By Mujtaba Hamdi, CGNews,
It’s a very disappointing day for democracy when supporters of religious tolerance are publicly beaten. But that is precisely what happened this month in Jakarta when 200 activists of the Islamic Defenders Front (FPI) suddenly stormed the Monas Square where supporters of the Alliance for Freedom of Religion and Belief (AKKBB) were holding a peaceful rally.
AKKBB activists – most of whom were women – were attacked with sticks, leaving many injured. They had been celebrating the 63rd anniversary of Pancasila, a national creed that accepts foreign influence from Islamic, Hindu, Buddhist and Western thought. Pancasila is the embodiment of Indonesia’s basic pluralism, the philosophical glue that binds together Indonesia’s diverse populations.
Some time ago, while visiting a small village in East Java, I had a conversation with a local school teacher who taught students to recite the Qur’an. With great insight, he expressed concern about Muslim religiosity in Indonesia, noting a recent tendency by some Muslims to promote an exclusive brand of Islam that aims to “overturn that which has been established.” This teacher believed that Islam was already pervasive in Indonesian daily life, that it had become like air – invisible, but inhaled at every moment. To consciously “re-create” Islam in Indonesia would therefore be taking a step backward.

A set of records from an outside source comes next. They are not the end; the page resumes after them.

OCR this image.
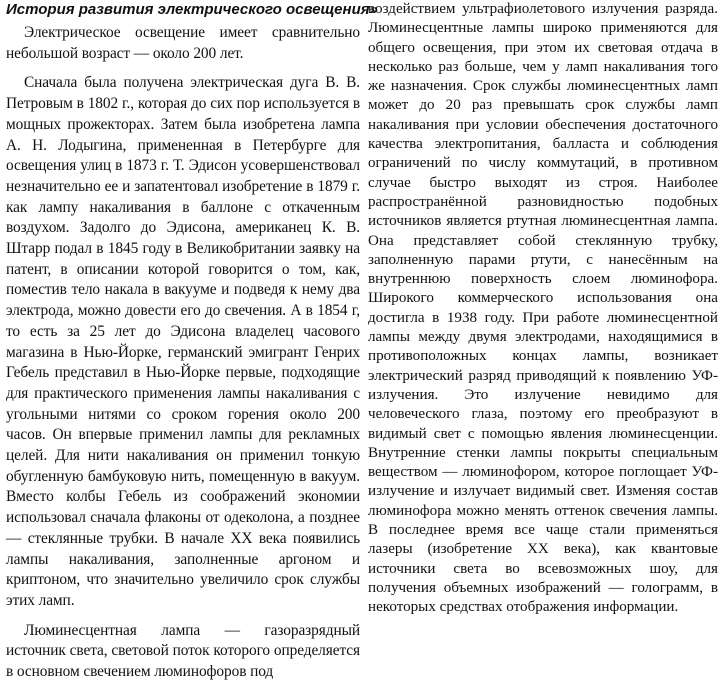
История развития электрического освещения»

Электрическое освещение имеет сравнительно небольшой возраст — около 200 лет.

Сначала была получена электрическая дуга В. В. Петровым в 1802 г., которая до сих пор используется в мощных прожекторах. Затем была изобретена лампа А. Н. Лодыгина, примененная в Петербурге для освещения улиц в 1873 г. Т. Эдисон усовершенствовал незначительно ее и запатентовал изобретение в 1879 г. как лампу накаливания в баллоне с откаченным воздухом. Задолго до Эдисона, американец К. В. Штарр подал в 1845 году в Великобритании заявку на патент, в описании которой говорится о том, как, поместив тело накала в вакууме и подведя к нему два электрода, можно довести его до свечения. А в 1854 г, то есть за 25 лет до Эдисона владелец часового магазина в Нью-Йорке, германский эмигрант Генрих Гебель представил в Нью-Йорке первые, подходящие для практического применения лампы накаливания с угольными нитями со сроком горения около 200 часов. Он впервые применил лампы для рекламных целей. Для нити накаливания он применил тонкую обугленную бамбуковую нить, помещенную в вакуум. Вместо колбы Гебель из соображений экономии использовал сначала флаконы от одеколона, а позднее — стеклянные трубки. В начале XX века появились лампы накаливания, заполненные аргоном и криптоном, что значительно увеличило срок службы этих ламп.

Люминесцентная лампа — газоразрядный источник света, световой поток которого определяется в основном свечением люминофоров под

воздействием ультрафиолетового излучения разряда. Люминесцентные лампы широко применяются для общего освещения, при этом их световая отдача в несколько раз больше, чем у ламп накаливания того же назначения. Срок службы люминесцентных ламп может до 20 раз превышать срок службы ламп накаливания при условии обеспечения достаточного качества электропитания, балласта и соблюдения ограничений по числу коммутаций, в противном случае быстро выходят из строя. Наиболее распространённой разновидностью подобных источников является ртутная люминесцентная лампа. Она представляет собой стеклянную трубку, заполненную парами ртути, с нанесённым на внутреннюю поверхность слоем люминофора. Широкого коммерческого использования она достигла в 1938 году. При работе люминесцентной лампы между двумя электродами, находящимися в противоположных концах лампы, возникает электрический разряд приводящий к появлению УФ-излучения. Это излучение невидимо для человеческого глаза, поэтому его преобразуют в видимый свет с помощью явления люминесценции. Внутренние стенки лампы покрыты специальным веществом — люминофором, которое поглощает УФ-излучение и излучает видимый свет. Изменяя состав люминофора можно менять оттенок свечения лампы. В последнее время все чаще стали применяться лазеры (изобретение XX века), как квантовые источники света во всевозможных шоу, для получения объемных изображений — голограмм, в некоторых средствах отображения информации.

I am sure that most Indonesian Muslims would agree with the simple view of this village teacher. Today’s religiosity trend feels narrow and shallow. It advocates that everything should be clearly delineated as Islamic or not, conforming to shari’a (Islamic principles) or not. As a result, anything without clear distinction is considered deviant, or out of the ordinary.

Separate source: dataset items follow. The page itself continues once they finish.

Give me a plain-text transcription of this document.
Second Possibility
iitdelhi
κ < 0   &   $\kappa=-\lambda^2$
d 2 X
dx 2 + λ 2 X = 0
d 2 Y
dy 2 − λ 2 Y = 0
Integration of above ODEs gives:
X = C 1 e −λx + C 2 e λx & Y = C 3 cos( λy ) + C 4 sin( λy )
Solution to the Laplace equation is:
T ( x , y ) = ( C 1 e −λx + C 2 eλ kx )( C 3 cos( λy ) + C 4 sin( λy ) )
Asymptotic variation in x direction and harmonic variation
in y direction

The Indonesian Ulema Council (MUI) plays a lead role in this trend, since they act as a council of muftis (interpreters or expounders of Islamic principles) that issue fatwas (religious legal opinions) — something that Buya Hamka, the first chairman of the MUI, refused to do out of fear the council would represent the centralisation of Islamic interpretation and opinion.
Despite the MUI’s disclaimer that their fatwas are only moral opinions with no binding effect, Muslim hardliners in Indonesia often look to them as laws and therefore valid basis for action. For example, the MUI’s 1980 and 2005 fatwas against the Ahmadiyya movement (a Muslim community that believes the second advent of Christ has been fulfilled) have been used as a “legal” basis for attacks on various Ahmadiyya communities since 1983.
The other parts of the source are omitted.